E ora, rimaniamo sempre alla De Laugier, ma facciamo un salto nel tempo e arriviamo al 19 aprile 2002, quando nella sala grande del vecchio convento francescano si tenne un  convegno e un bilancio sugli incendi nell’Arcipelago. Era il mio ultimo giorno di presidenza. Un paio di settimane prima, saldata l’ ultima rata,  il Volterraio e il “dirupo sasso” su cui era stato edificato erano entrati a pieno titolo nelle disponibilità del Parco. La sala della De Laugier era gremita dai protagonisti dell’antincendio: i Forestali, i Vigili del Fuoco, gli operai della Comunità montana, i tanti “ragazzi e ragazze” delle associazione di volontariato elbane, le forze dell’ordine. Coloro che, con il duro lavoro e l’ abnegazione combattevano i roghi, difendendo il territorio e riscattando la dignità e la cultura dell’Elba  dai pochi barbari che tentavano di infangarla. Quando il relatore ricordò il ruolo avuto dal Parco nel contrasto al fuoco, i protagonisti dell’ antincendio si alzarono in un lungo applauso. “Una vera standing ovation!”, come scrissero le cronache del tempo. Un giorno indimenticabile, e mi piacque e mi piace pensare che forse nella sala c’ erano anche gli studenti che cinque anni prima sedevano nelle ultime file della De Laugier.
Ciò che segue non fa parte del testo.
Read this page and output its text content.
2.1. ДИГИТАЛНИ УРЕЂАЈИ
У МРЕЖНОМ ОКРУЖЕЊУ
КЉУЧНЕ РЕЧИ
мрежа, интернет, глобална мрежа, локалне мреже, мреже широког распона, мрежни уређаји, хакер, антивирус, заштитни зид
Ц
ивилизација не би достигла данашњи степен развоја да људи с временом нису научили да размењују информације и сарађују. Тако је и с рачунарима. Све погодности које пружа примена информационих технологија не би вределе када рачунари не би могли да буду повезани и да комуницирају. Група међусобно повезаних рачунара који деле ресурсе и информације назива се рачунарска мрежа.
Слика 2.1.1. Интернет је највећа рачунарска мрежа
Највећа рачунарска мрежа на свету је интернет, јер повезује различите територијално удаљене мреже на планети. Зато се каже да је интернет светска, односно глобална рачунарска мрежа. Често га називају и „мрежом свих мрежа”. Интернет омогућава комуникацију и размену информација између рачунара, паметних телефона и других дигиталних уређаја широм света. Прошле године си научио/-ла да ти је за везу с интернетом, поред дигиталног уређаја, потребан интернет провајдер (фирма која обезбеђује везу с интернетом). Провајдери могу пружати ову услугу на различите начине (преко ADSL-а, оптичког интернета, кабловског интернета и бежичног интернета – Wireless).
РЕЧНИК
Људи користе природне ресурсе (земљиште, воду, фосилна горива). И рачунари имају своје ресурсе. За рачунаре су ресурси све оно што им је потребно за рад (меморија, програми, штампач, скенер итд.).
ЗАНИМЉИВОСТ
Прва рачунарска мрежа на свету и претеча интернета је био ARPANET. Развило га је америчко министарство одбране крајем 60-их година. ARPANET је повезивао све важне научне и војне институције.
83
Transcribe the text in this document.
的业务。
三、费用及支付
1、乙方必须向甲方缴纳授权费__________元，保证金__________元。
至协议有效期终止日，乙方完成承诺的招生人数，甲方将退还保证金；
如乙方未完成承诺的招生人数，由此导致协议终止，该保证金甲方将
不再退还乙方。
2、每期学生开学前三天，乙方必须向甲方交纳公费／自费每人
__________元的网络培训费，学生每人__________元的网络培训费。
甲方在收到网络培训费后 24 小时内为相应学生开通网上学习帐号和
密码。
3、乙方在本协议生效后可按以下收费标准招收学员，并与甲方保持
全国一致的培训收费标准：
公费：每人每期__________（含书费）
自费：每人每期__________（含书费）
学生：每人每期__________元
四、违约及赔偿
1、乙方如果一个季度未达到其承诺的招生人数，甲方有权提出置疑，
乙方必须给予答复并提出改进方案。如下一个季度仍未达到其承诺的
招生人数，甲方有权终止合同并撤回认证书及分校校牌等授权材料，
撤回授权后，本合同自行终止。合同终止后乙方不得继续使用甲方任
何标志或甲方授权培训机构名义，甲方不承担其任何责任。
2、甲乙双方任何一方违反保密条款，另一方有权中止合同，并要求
Il prossimo 27 maggio  il Parco Nazionale ha organizzato  un incontro, sempre alla De Laugier, per festeggiare il ventesimo compleanno dell’ Ente. I tempi sono cambiati. Oggi sono più di tre  miliardi gli utenti collegati a Internet che con Facebook, Skype, WhatsApp si parlano e si vedono in tempo reale.  Viviamo in un “villaggio globale” di sette miliardi di persone, che hanno diritto a cibo, acqua e dignità, e popoliamo un Pianeta dotato di una quantità limitata di risorse e di una capacità finita di assorbire rifiuti. La consapevolezza di tutto ciò è cresciuta nei “grandi” decisori politici e industrial, e… nelle nostre pratiche quotidiane.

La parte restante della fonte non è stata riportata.